Contrairement à ce qui s'est passé dans d'autres stations qui ont vu de véritables tempêtes infernales s'abattre sur elles (la station australienne, notamment, a eu toutes ses antennes détruites en une heure), la nuit polaire a été clémente pour les Belges. 20 jours de blizzard seulement en trois mois (juin, juillet et août) et presque pas de vent quand la température descendait en-dessous des 50° ! Un coup de chance pour le pays ! Résultat : la ruche Roi Baudouin a continué de bourdonner; au ralenti certes, parce qu'en raison de l'obscurité permanente, les travaux extérieurs, comme les reconnaissances par voie terrestre, par exemple, ne pouvaient avoir lieu mais alternant - selon les termes du contrat signé par les membres de l'expédition - les travaux scientifiques et les tâches quotidiennes ; la corvée des blocs de glace qu'il fallait scier pour assurer les réserves d'eau douce, le débouchage des cheminées prises par la glace, dégeler le moteur de l'Auster, s'occuper des chiens et de leur nourriture, la préparation des tartes du dimanche midi - les dons de Guy della Faille étaient si fameux que le baron-intendant a été couronné pâtissier en chef -, s'occuper du projecteur et de l'écran pour la séance de cinéma le dimanche soir, user de la pelle pour déblayer les entrées des quartiers trop enneigées, faire régulièrement tourner le moteur des véhicules, assurer son tour de quart dans le local des groupes électrogènes (es hommes craignant, en effet, qu'un incendie se déclare dans cette pièce, ce qui aurait été fatal au sort de l'expédition), sortir des caisses enfouies sous deux mètres de neige, vérifier les haubans des antennes, etc ...


Une orgie en hiver...


En pleine nuit polaire, on célèbre le Midwinterday. Le 21 juin, le soleil arrête sa descente sous l'horizon ; c'est une tradition en Antarctique que toutes les expéditions célèbrent avec faste. Et ce ne sont pas les Belges qui vont se priver de zwanzer un bon coup... On téléphone à Bruxelles pour avoir quelques recettes de grand'mère.
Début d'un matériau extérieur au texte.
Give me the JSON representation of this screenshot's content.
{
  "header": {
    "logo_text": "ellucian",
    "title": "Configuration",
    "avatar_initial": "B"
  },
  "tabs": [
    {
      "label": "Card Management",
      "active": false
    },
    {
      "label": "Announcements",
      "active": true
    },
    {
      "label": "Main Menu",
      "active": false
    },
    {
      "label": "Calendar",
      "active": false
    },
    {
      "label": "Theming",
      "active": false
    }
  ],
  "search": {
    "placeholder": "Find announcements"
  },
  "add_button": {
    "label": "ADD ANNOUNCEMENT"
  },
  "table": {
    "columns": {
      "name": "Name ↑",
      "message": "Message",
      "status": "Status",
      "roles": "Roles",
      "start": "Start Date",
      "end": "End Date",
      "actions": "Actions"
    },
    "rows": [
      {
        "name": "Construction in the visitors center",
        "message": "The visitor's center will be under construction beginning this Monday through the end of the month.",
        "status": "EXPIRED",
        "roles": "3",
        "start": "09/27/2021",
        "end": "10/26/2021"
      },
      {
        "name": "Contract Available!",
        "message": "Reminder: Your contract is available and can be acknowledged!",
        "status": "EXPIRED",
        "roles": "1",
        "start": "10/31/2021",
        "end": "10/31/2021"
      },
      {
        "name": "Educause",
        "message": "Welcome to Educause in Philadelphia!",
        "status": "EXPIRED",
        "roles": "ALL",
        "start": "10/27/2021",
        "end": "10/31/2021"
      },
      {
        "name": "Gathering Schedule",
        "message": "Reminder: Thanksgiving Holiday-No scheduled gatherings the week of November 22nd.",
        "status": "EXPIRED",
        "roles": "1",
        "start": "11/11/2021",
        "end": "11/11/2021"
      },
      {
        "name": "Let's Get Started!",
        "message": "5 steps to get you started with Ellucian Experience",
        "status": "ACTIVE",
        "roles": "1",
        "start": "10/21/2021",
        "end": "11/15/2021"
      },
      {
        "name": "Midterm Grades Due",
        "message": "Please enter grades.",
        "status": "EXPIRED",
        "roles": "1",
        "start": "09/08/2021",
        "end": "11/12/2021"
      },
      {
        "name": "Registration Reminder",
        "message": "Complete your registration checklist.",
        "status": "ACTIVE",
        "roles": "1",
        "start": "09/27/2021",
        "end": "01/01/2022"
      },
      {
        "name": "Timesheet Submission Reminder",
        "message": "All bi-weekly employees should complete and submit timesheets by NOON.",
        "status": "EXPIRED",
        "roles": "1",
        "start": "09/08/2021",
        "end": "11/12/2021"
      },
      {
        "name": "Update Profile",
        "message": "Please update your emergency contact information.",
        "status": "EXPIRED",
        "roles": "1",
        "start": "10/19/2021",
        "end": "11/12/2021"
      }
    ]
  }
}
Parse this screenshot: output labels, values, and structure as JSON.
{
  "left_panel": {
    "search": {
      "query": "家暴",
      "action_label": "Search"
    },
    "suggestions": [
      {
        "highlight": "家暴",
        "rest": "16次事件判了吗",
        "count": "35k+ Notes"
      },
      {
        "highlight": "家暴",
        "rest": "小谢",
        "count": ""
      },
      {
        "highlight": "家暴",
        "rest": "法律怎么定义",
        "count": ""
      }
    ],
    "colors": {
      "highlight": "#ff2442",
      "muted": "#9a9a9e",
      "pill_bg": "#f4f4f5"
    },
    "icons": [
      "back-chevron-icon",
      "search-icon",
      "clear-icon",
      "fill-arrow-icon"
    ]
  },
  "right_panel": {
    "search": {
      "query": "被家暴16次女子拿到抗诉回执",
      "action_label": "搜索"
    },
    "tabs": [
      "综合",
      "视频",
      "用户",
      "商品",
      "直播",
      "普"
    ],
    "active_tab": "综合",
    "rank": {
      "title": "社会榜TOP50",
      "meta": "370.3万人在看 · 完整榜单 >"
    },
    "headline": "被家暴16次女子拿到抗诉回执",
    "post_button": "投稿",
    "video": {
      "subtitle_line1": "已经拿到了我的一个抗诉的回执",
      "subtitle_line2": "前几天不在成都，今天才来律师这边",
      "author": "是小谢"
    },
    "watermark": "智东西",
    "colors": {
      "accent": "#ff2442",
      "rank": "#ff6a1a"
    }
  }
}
A l'autre bout de la ligne, on s'étonne de voir les gars du pôle Sud s'exciter de la sorte pour une recette de gâteau ! Mais le menu du jour se doit d'être pantagruélique : bisque de homard, feuilleté de riz de veau aux perles du Périgord, entrecôte grillée sur canapé petits pois, foie gras de Strasbourg, bombe antarctique, gâteau moka coupole, fraises à la crème, café liqueurs ; le tout arrosé de Bordeaux blanc, de Bourgogne rouge et de champagne. La salle à manger à été décorée de drapeaux et de ballons multicolores, une grande nappe blanche est dressée sur la table et les 17 membres de l'expédition ont mis leurs plus beaux habits. On lève le verre, on porte des toast, on lit les télégrammes de sympathie qui sont arrivés à la base, on déballe les cadeaux qu'il ne fallait surtout pas ouvrir jusqu'à ce jour, on écoute les discours de circonstances - Gerlache a tenu à féliciter le groupe pour tout ce qu'il a déjà fait jusqu'ici ; la bière et le vin coulent à flots. A six heures du matin, les derniers fêtards rentrent dans leurs quartiers. Pendant près d'une semaine, la base a été en effervescence. C'est bon pour le moral...

 


Puisque les communications avec la capitale fonctionnent bien -un compte rendu des activités scientifiques est, en effet, envoyé chaque mois en Belgique-, le chef d'expédition met à profit cette période d'accalmie pour donner rendez-vous aux journalistes belges le 5 août dans son bureau de la rue de Namur. Une conférence de presse est ainsi organisée à 14.000 kilomètres de distance ; un diffuseur branché dans la pièce permet à tous de suivre la conversation engagée avec chacun d'entre eux. Certes, les activités scientifiques et le quotidien intéressent la presse et chaque membre de l'expédition répond aux questions en y allant de sa petite anecdote mais la majorité des questions concernent les menus concoctés par le chef coq, le baron Guy della Faille. Lorsque ce dernier donne en exemple le menu du lendemain -tomates fraîches, champignons sur canapé, roast-beef, crème glacée-, les journalistes posent des questions au sujet de la fraîcheur des tomates. Le chef coq répond alors qu'elles sont surgelées et qu'il n'a qu'à descendre faire son petit marché dans les caves de glace de la station pour les trouver...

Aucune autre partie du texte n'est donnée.